Exercise has been shown to improve cognition in individuals at risk of neurodegenerative diseases such as Alzheimer’s disease (AD) and frontotemporal dementia, even for individuals who carry rare gene variants that inevitably lead to dementia.

A little-studied liver protein may be responsible for the well-known benefits of exercise on the aging brain, according to a new study in mice by scientists in the UC San Francisco Eli and Edythe Broad Center for Regeneration Medicine and Stem Cell Research.

The results of research in mice suggest that a little-studied liver enzyme called Gpld1 may be responsible for the well-known benefits of exercise on the aging brain, and that its regenerative effects may be transferrable directly from one animal to another.

The findings could lead to new therapies to confer the neuroprotective effects of physical activity on people who are unable to exercise due to physical limitations.

“If there were a drug that produced the same brain benefits as exercise, everyone would be taking it,” said Saul Villeda, PhD, a UCSF assistant professor in the departments of anatomy and of physical therapy and rehabilitation science.

“Now our study suggests that at least some of these benefits might one day be available in pill form.” Research lead Villeda is senior author of the team’s published paper in Science, which is titled, “Blood factors transfer beneficial effects of exercise on neurogenesis and cognition to the aged brain.”

Exercise is one of the best-studied and most powerful ways of protecting the brain from age-related cognitive decline.
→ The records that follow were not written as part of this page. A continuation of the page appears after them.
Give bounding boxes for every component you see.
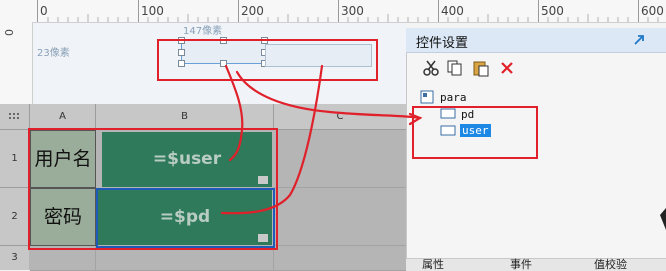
arrow-widget-to-tree bbox=[235, 70, 422, 120]
arrow-user-to-cell bbox=[224, 64, 244, 162]
arrow-pd-to-cell bbox=[220, 64, 324, 215]
annotation-arrows bbox=[220, 64, 666, 230]
edge-arrow-icon bbox=[660, 208, 666, 230]
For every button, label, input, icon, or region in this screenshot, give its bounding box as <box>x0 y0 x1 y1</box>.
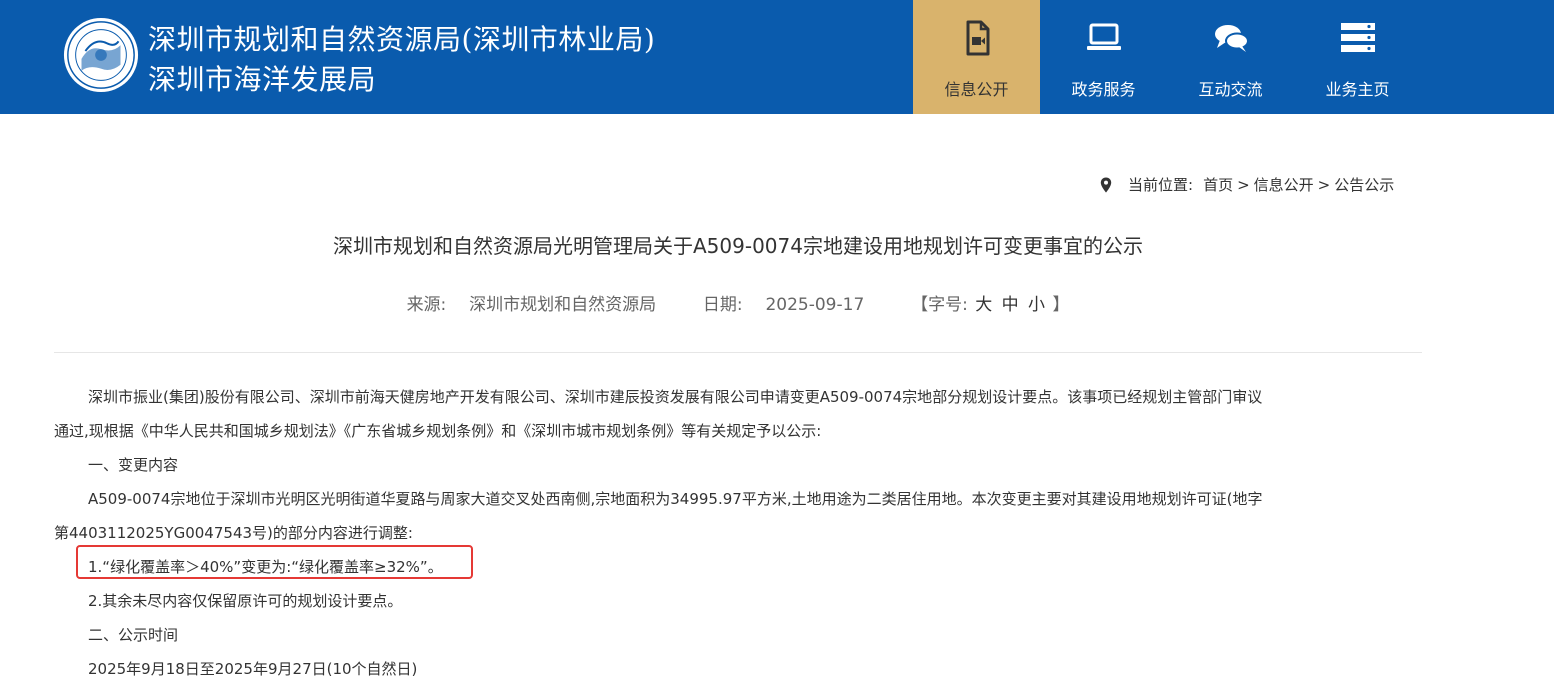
nav-info-disclosure[interactable]: 信息公开 <box>913 0 1040 114</box>
font-size-suffix: 】 <box>1052 295 1070 315</box>
breadcrumb-announcements[interactable]: 公告公示 <box>1334 174 1394 195</box>
paragraph: A509-0074宗地位于深圳市光明区光明街道华夏路与周家大道交叉处西南侧,宗地… <box>88 490 1263 508</box>
nav-label: 政务服务 <box>1071 80 1136 99</box>
breadcrumb-prefix: 当前位置: <box>1128 176 1194 194</box>
highlighted-change-item: 1.“绿化覆盖率＞40%”变更为:“绿化覆盖率≥32%”。 <box>88 558 443 576</box>
date-label: 日期: <box>702 295 743 315</box>
nav-label: 业务主页 <box>1325 80 1390 99</box>
laptop-icon <box>1086 23 1121 50</box>
nav-label: 信息公开 <box>944 80 1009 99</box>
nav-business-home[interactable]: 业务主页 <box>1294 0 1421 114</box>
site-header: 深圳市规划和自然资源局(深圳市林业局) 深圳市海洋发展局 信息公开 政务服务 互… <box>0 0 1554 114</box>
breadcrumb-separator: > <box>1237 175 1250 194</box>
section-heading: 一、变更内容 <box>88 456 179 474</box>
paragraph: 2.其余未尽内容仅保留原许可的规划设计要点。 <box>88 592 403 610</box>
paragraph: 第4403112025YG0047543号)的部分内容进行调整: <box>54 524 413 542</box>
article-meta: 来源: 深圳市规划和自然资源局 日期: 2025-09-17 【字号: 大 中 … <box>54 290 1422 315</box>
article-body: 深圳市振业(集团)股份有限公司、深圳市前海天健房地产开发有限公司、深圳市建辰投资… <box>54 380 1434 686</box>
date-value: 2025-09-17 <box>765 295 865 315</box>
paragraph: 通过,现根据《中华人民共和国城乡规划法》《广东省城乡规划条例》和《深圳市城市规划… <box>54 422 822 440</box>
location-pin-icon <box>1100 177 1112 192</box>
breadcrumb: 当前位置: 首页 > 信息公开 > 公告公示 <box>1100 174 1394 195</box>
section-heading: 二、公示时间 <box>88 626 179 644</box>
source-value: 深圳市规划和自然资源局 <box>469 295 657 315</box>
font-size-prefix: 【字号: <box>911 295 968 315</box>
breadcrumb-home[interactable]: 首页 <box>1203 174 1233 195</box>
breadcrumb-separator: > <box>1317 175 1331 194</box>
nav-label: 互动交流 <box>1198 80 1263 99</box>
source-label: 来源: <box>406 295 447 315</box>
font-size-large[interactable]: 大 <box>975 295 992 315</box>
article-title: 深圳市规划和自然资源局光明管理局关于A509-0074宗地建设用地规划许可变更事… <box>333 234 1143 258</box>
nav-interaction[interactable]: 互动交流 <box>1167 0 1294 114</box>
chat-bubbles-icon <box>1214 25 1249 52</box>
government-emblem-icon[interactable] <box>62 16 140 94</box>
nav-government-services[interactable]: 政务服务 <box>1040 0 1167 114</box>
org-name-line2: 深圳市海洋发展局 <box>148 63 377 96</box>
divider <box>54 352 1422 353</box>
font-size-small[interactable]: 小 <box>1028 295 1045 315</box>
paragraph: 2025年9月18日至2025年9月27日(10个自然日) <box>88 660 418 678</box>
font-size-medium[interactable]: 中 <box>1002 295 1019 315</box>
video-file-icon <box>966 20 989 56</box>
breadcrumb-info-disclosure[interactable]: 信息公开 <box>1254 174 1314 195</box>
org-name-line1: 深圳市规划和自然资源局(深圳市林业局) <box>148 23 656 56</box>
paragraph: 深圳市振业(集团)股份有限公司、深圳市前海天健房地产开发有限公司、深圳市建辰投资… <box>88 388 1263 406</box>
server-stack-icon <box>1340 23 1375 52</box>
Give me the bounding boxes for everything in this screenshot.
Exercise has been shown to improve cognition in individuals at risk of neurodegenerative diseases such as Alzheimer’s disease (AD) and frontotemporal dementia, even for individuals who carry rare gene variants that inevitably lead to dementia.
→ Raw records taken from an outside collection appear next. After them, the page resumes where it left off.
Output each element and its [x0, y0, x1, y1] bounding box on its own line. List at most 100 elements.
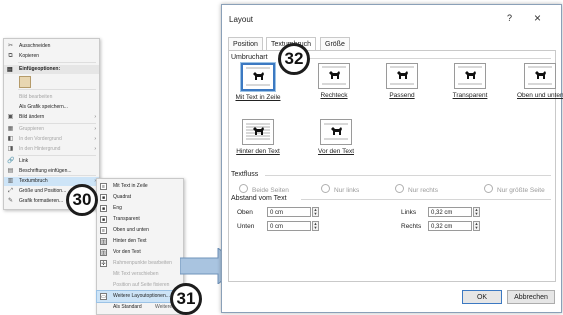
menu-label: In den Hintergrund [19, 146, 61, 152]
menu-item-in-den-hintergrund[interactable]: ◨ In den Hintergrund › [4, 145, 99, 154]
menu-item-gruppieren[interactable]: ▦ Gruppieren › [4, 125, 99, 134]
radio-largest-side[interactable]: Nur größte Seite [484, 184, 545, 194]
help-button[interactable]: ? [507, 13, 512, 23]
menu-label: Grafik formatieren... [19, 198, 64, 204]
bottom-distance-input[interactable]: 0 cm [267, 221, 311, 231]
paste-keep-format-icon[interactable] [19, 76, 31, 88]
wrap-option-icon: ≡ [100, 227, 107, 234]
close-icon[interactable]: × [534, 11, 541, 25]
wrap-option-label: Mit Text in Zeile [235, 94, 281, 101]
menu-item-ausschneiden[interactable]: ✂ Ausschneiden [4, 42, 99, 51]
dog-wrap-icon [240, 62, 276, 92]
wrap-option-label: Transparent [452, 92, 488, 99]
wrap-option-mit-text-in-zeile[interactable]: Mit Text in Zeile [235, 62, 281, 101]
radio-both-sides[interactable]: Beide Seiten [239, 184, 289, 194]
radio-label: Beide Seiten [252, 187, 289, 194]
submenu-item-position-auf-seite-fixieren[interactable]: Position auf Seite fixieren [97, 280, 183, 291]
menu-item-in-den-vordergrund[interactable]: ◧ In den Vordergrund › [4, 135, 99, 144]
tab-groesse[interactable]: Größe [320, 37, 350, 51]
menu-label: In den Vordergrund [19, 136, 62, 142]
submenu-item-vor-den-text[interactable]: ▥ Vor den Text [97, 247, 183, 258]
bottom-spinner[interactable]: ▲ ▼ [312, 221, 319, 231]
top-spinner[interactable]: ▲ ▼ [312, 207, 319, 217]
dog-wrap-icon [386, 63, 418, 89]
wrap-option-label: Oben und unten [517, 92, 563, 99]
step-bubble-31: 31 [170, 283, 202, 315]
submenu-label: Quadrat [113, 194, 132, 200]
format-picture-icon: ✎ [7, 198, 14, 204]
text-wrap-icon: ▥ [7, 178, 14, 184]
menu-label: Gruppieren [19, 126, 45, 132]
dog-wrap-icon [242, 119, 274, 145]
menu-label: Kopieren [19, 53, 40, 59]
wrap-section-label: Umbruchart [231, 54, 268, 61]
menu-label: Als Grafik speichern... [19, 104, 68, 110]
submenu-item-hinter-den-text[interactable]: ▥ Hinter den Text [97, 236, 183, 247]
section-divider [279, 58, 551, 59]
ok-button[interactable]: OK [462, 290, 502, 304]
submenu-item-eng[interactable]: ■ Eng [97, 203, 183, 214]
dog-wrap-icon [524, 63, 556, 89]
submenu-label: Hinter den Text [113, 238, 147, 244]
menu-item-link[interactable]: 🔗 Link [4, 157, 99, 166]
send-backward-icon: ◨ [7, 146, 14, 152]
link-icon: 🔗 [7, 158, 15, 164]
radio-right-only[interactable]: Nur rechts [395, 184, 438, 194]
wrap-option-icon: ■ [100, 216, 107, 223]
wrap-option-icon: ≡ [100, 183, 107, 190]
menu-item-bild-ändern[interactable]: ▣ Bild ändern › [4, 113, 99, 122]
submenu-item-rahmenpunkte-bearbeiten[interactable]: ✣ Rahmenpunkte bearbeiten [97, 258, 183, 269]
top-distance-input[interactable]: 0 cm [267, 207, 311, 217]
flow-section-label: Textfluss [231, 171, 259, 178]
wrap-option-icon: ▭ [100, 293, 107, 300]
left-label: Links [401, 209, 417, 216]
chevron-right-icon: › [94, 126, 96, 132]
radio-dot [484, 184, 493, 193]
submenu-label: Oben und unten [113, 227, 149, 233]
menu-item-edit-picture[interactable]: Bild bearbeiten [4, 93, 99, 102]
menu-item-als-grafik-speichern[interactable]: Als Grafik speichern... [4, 103, 99, 112]
radio-label: Nur größte Seite [497, 187, 545, 194]
chevron-right-icon: › [94, 136, 96, 142]
left-distance-input[interactable]: 0,32 cm [428, 207, 472, 217]
group-icon: ▦ [7, 126, 14, 132]
wrap-option-label: Hinter den Text [236, 148, 280, 155]
radio-left-only[interactable]: Nur links [321, 184, 359, 194]
tab-position[interactable]: Position [228, 37, 263, 51]
tab-panel: Umbruchart Mit Text in Zeile Rechteck Pass… [228, 50, 563, 282]
submenu-label: Rahmenpunkte bearbeiten [113, 260, 172, 266]
top-label: Oben [237, 209, 253, 216]
menu-label: Textumbruch [19, 178, 48, 184]
menu-label: Größe und Position... [19, 188, 67, 194]
layout-dialog: Layout ? × Position Textumbruch Größe Um… [221, 4, 563, 313]
chevron-right-icon: › [94, 146, 96, 152]
dog-wrap-icon [454, 63, 486, 89]
menu-separator [18, 175, 96, 176]
wrap-option-label: Vor den Text [317, 148, 355, 155]
right-spinner[interactable]: ▲ ▼ [473, 221, 480, 231]
wrap-option-icon: ▥ [100, 238, 107, 245]
submenu-label: Als Standard [113, 304, 142, 310]
wrap-option-label: Passend [389, 92, 415, 99]
menu-separator [18, 155, 96, 156]
wrap-option-rechteck[interactable]: Rechteck [311, 63, 357, 99]
wrap-option-oben-und-unten[interactable]: Oben und unten [517, 63, 563, 99]
submenu-item-quadrat[interactable]: ■ Quadrat [97, 192, 183, 203]
submenu-item-mit-text-in-zeile[interactable]: ≡ Mit Text in Zeile [97, 181, 183, 192]
wrap-option-hinter-den-text[interactable]: Hinter den Text [235, 119, 281, 155]
wrap-option-vor-den-text[interactable]: Vor den Text [313, 119, 359, 155]
wrap-option-transparent[interactable]: Transparent [447, 63, 493, 99]
submenu-item-oben-und-unten[interactable]: ≡ Oben und unten [97, 225, 183, 236]
bottom-label: Unten [237, 223, 255, 230]
submenu-item-mit-text-verschieben[interactable]: Mit Text verschieben [97, 269, 183, 280]
cancel-button[interactable]: Abbrechen [507, 290, 555, 304]
menu-item-kopieren[interactable]: ⧉ Kopieren [4, 52, 99, 61]
menu-label: Einfügeoptionen: [19, 66, 61, 72]
submenu-item-transparent[interactable]: ■ Transparent [97, 214, 183, 225]
right-label: Rechts [401, 223, 422, 230]
caption-icon: ▤ [7, 168, 14, 174]
left-spinner[interactable]: ▲ ▼ [473, 207, 480, 217]
wrap-option-passend[interactable]: Passend [379, 63, 425, 99]
right-distance-input[interactable]: 0,32 cm [428, 221, 472, 231]
paste-options-header: ▤ Einfügeoptionen: [4, 65, 99, 74]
“In the context of dementia-related neurodegenerative diseases, exercise is correlated with reduced risk for cognitive decline in the elderly, improves cognition in populations at risk for AD, and is associated with better neurobehavioral outcomes even in autosomal dominant AD,” the scientists wrote.
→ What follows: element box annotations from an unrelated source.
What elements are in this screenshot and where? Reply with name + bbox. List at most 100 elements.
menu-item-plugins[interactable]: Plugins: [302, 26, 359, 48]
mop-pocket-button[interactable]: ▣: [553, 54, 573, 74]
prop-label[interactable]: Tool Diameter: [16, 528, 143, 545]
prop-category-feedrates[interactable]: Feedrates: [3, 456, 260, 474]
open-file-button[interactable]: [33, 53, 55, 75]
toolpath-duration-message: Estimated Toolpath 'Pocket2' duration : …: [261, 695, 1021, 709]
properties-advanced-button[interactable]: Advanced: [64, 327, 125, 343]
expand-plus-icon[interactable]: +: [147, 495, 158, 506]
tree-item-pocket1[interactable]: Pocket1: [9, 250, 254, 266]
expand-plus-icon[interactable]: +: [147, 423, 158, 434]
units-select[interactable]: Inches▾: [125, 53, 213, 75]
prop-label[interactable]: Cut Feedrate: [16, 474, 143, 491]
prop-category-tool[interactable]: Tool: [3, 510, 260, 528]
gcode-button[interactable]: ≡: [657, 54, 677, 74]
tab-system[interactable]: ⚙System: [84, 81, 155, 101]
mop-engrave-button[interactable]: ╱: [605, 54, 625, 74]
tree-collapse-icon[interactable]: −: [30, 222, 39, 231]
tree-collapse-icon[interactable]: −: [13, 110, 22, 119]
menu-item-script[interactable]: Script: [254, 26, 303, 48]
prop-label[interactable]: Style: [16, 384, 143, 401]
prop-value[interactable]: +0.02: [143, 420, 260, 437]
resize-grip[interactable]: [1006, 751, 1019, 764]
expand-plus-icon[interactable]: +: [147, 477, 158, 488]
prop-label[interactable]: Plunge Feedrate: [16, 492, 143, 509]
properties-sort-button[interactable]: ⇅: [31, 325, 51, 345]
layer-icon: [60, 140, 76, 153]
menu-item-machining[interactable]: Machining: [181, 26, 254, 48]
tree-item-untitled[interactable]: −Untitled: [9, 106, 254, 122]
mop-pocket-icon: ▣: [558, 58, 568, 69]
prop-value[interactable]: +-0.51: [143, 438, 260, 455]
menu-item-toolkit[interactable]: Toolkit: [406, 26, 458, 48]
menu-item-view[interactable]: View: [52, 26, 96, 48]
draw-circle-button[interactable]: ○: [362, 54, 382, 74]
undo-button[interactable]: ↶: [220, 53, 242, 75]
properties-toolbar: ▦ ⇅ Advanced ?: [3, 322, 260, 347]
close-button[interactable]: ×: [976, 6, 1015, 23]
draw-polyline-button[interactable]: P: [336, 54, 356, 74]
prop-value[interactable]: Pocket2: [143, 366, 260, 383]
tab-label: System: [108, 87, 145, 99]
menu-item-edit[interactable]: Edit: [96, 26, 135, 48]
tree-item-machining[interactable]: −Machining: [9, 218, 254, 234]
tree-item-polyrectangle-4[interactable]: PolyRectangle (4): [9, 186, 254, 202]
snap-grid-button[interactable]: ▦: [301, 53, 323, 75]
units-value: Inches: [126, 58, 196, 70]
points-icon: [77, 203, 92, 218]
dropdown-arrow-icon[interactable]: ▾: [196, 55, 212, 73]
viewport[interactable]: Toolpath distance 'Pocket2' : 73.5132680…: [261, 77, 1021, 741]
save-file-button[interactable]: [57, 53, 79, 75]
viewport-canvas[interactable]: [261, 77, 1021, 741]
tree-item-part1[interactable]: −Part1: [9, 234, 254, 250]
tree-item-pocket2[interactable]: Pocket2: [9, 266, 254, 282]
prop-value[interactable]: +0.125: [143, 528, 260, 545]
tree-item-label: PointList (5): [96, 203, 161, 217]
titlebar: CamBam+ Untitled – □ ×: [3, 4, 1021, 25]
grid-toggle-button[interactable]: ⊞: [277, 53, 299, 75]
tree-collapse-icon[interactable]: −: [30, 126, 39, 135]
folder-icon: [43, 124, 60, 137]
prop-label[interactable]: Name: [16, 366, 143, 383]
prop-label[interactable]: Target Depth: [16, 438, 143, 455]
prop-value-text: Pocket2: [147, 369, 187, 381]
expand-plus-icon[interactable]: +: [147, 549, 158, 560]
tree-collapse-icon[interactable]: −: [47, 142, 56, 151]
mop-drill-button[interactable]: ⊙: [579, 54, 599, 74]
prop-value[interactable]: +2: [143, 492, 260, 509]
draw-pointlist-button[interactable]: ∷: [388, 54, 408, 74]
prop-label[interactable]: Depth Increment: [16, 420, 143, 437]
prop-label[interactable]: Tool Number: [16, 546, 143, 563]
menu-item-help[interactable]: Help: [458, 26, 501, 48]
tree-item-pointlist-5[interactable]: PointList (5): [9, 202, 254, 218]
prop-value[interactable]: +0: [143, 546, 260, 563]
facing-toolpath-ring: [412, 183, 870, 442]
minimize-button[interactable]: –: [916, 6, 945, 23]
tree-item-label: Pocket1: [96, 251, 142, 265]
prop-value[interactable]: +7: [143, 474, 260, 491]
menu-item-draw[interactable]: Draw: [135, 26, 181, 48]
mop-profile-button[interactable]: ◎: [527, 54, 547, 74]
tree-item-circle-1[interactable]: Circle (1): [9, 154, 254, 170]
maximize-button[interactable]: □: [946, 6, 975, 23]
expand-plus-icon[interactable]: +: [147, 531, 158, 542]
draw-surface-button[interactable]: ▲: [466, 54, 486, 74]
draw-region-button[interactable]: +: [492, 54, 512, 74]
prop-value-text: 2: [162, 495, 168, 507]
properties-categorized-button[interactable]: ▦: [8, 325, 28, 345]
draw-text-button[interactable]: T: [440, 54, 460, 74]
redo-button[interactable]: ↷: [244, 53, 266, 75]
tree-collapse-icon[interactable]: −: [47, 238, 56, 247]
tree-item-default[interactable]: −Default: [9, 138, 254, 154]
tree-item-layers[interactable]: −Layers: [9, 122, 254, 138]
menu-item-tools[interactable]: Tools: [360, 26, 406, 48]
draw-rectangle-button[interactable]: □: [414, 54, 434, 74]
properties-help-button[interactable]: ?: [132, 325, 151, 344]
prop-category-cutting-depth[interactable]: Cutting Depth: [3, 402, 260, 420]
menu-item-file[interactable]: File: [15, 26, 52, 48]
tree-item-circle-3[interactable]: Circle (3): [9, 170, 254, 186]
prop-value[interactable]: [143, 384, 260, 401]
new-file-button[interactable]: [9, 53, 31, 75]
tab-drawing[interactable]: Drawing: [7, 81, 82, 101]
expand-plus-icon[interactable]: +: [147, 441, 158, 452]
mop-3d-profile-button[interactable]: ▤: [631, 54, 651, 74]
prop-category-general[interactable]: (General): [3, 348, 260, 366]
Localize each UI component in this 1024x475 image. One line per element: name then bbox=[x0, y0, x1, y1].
However, not everyone is able to exercise regularly as they get older, perhaps due to physical limitations or other disabilities. “Despite the evident benefit of exercise, its application is hindered in the elderly, as physical frailty or poor health can decrease a person’s ability or willingness to exercise,” the authors continued. Researchers have long searched for strategies that could confer some of the same neurological benefits of exercise to people with low physical activity levels.

Villeda’s lab has previously shown that biological factors present in the blood of young mice can rejuvenate the aging mouse brain, and conversely, factors in the blood of older mice can bring on premature age-related cognitive decline in young mice. “… transfer of blood from young animals, either by heterochronic parabiosis (in which young and old circulatory systems are joined) or by administration of young blood plasma, improves regenerative capacity and cognition in aged mice,” the authors noted.